Cubas es pariente de los personajes de France y, con mayor bondad pero no con menor ironía, más que vivir, se contempla vivir y observa cada minucia para extraer luz de sabiduría, aun considerándola inútil. El amor, parece de­cirnos Braz con su desolada lucidez, es la única esperanza de vida, antes de afrontar la muerte y temer la decepción de una in­mortalidad negada, quizá, por un oscuro destino. Las Memorias comprenden desde el nacimiento hasta la tumba, con un procedimiento análogo a ciertas novelas del XIX, todavía ligadas al proceso lineal de la novela histórica y ya fundidas con el psico­lógico, como Guerra y paz (v.) y sobre todo como las Confesiones (v.) de Nievo, con cuya obra, por la manera de pintar los amores infantiles, tiene singulares afinida­des. Marcela y Virgilia recuerdan inmedia­tamente a Natasa (v.) y la Pisana (v.).

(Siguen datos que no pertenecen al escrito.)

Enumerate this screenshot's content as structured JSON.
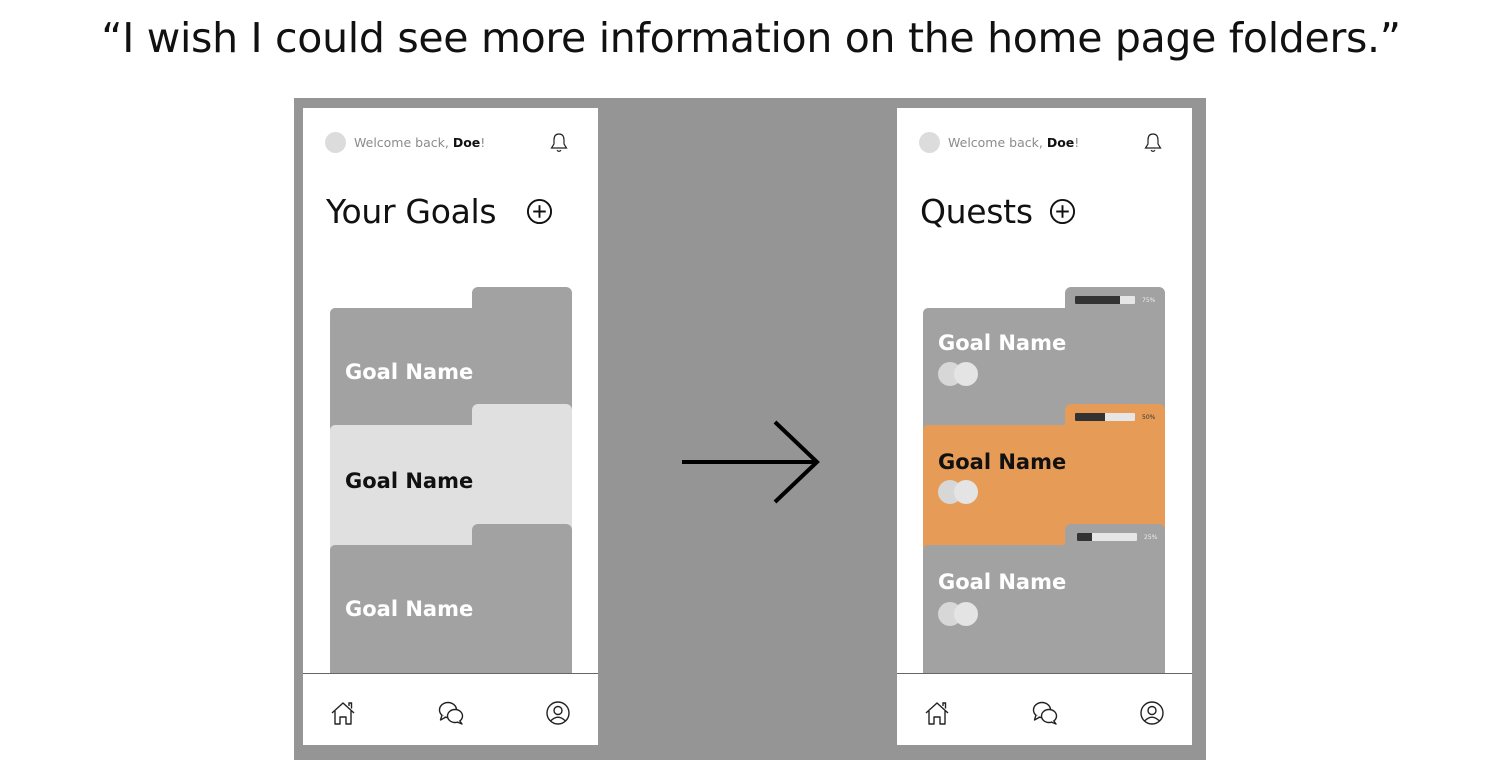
{
  "headline": "“I wish I could see more information on the home page folders.”",
  "left_screen": {
    "welcome_prefix": "Welcome back, ",
    "user": "Doe",
    "welcome_suffix": "!",
    "title": "Your Goals",
    "folders": [
      {
        "name": "Goal Name",
        "color": "#a2a2a2"
      },
      {
        "name": "Goal Name",
        "color": "#e0e0e0"
      },
      {
        "name": "Goal Name",
        "color": "#a2a2a2"
      }
    ]
  },
  "right_screen": {
    "welcome_prefix": "Welcome back, ",
    "user": "Doe",
    "welcome_suffix": "!",
    "title": "Quests",
    "folders": [
      {
        "name": "Goal Name",
        "progress": 0.75,
        "progress_label": "75%",
        "color": "#a2a2a2"
      },
      {
        "name": "Goal Name",
        "progress": 0.5,
        "progress_label": "50%",
        "color": "#e69c57"
      },
      {
        "name": "Goal Name",
        "progress": 0.25,
        "progress_label": "25%",
        "color": "#a2a2a2"
      }
    ]
  },
  "icons": {
    "bell": "bell-icon",
    "add": "plus-circle-icon",
    "nav": [
      "home-icon",
      "chat-bubbles-icon",
      "profile-icon"
    ],
    "transition": "arrow-right-icon"
  },
  "colors": {
    "background_board": "#959595",
    "folder_grey": "#a2a2a2",
    "folder_light": "#e0e0e0",
    "folder_orange": "#e69c57"
  }
}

To­das las mujeres del libro, excepto la «hon­rada alcahueta» Plácida, figura menor muy conseguida, están vistas con ojos indulgen­tes y a la par severos del filósofo que excu­sa, pero conoce los defectos de las criaturas que representa. El humorismo de Machado alcanza el vértice de lo sublime al reflejar precisamente todas las debilidades huma­nas, al compadecerlas sonriendo, ya con plena piedad, ya con escepticismo punzan­te, para llegar al pesimismo más gélido.

Su prosa tiene una limpidez admirable, pe­netra como un aire claro y ligero que sos­tiene y mueve continuamente la narración. El tipo del diplomático, del esclavo libera­do, del filósofo mendigo, aquel Quincas Borba (v.) que da el título a otra novela suya, junto a las demás figuras y figurillas e incluso caricaturas, son inolvidables por la verdad y vivacidad de los contornos, por la agudeza psicológica. El autor reserva para el final de la obra, tras haber llevado la narración con amplio y sostenido alien­to, la triste verdad, el jugo de toda la his­toria; y después de haber vertido su iro­nía, ya grotesca, ya elegante, sobre todos los aspectos de la vida, después de haber terminado la vida de Cubas, en la pos­trera acumulación de recuerdos, contem­plando a la humanidad en sus estériles tentativas de perfección, en su aferrarse a todas las debilidades, obstinada en llamar­las o creerlas buenas o continuamente ape­tecibles; ante el propio fracaso como hom­bre de amor que no se ha formado una familia, exclama al fin, libre de todo juicio y respeto hacia sus hermanos hombres: «Me encuentro con un pequeño beneficio; no he tenido hijos; no he transmitido a nadie la herencia de nuestra miseria». Conclusión que recuerda a Schopenhauer y a Leopar­di, y en la que, legítimamente, reposa la mano del gran creador, una de las voces más sonoras de la literatura en lengua por­tuguesa.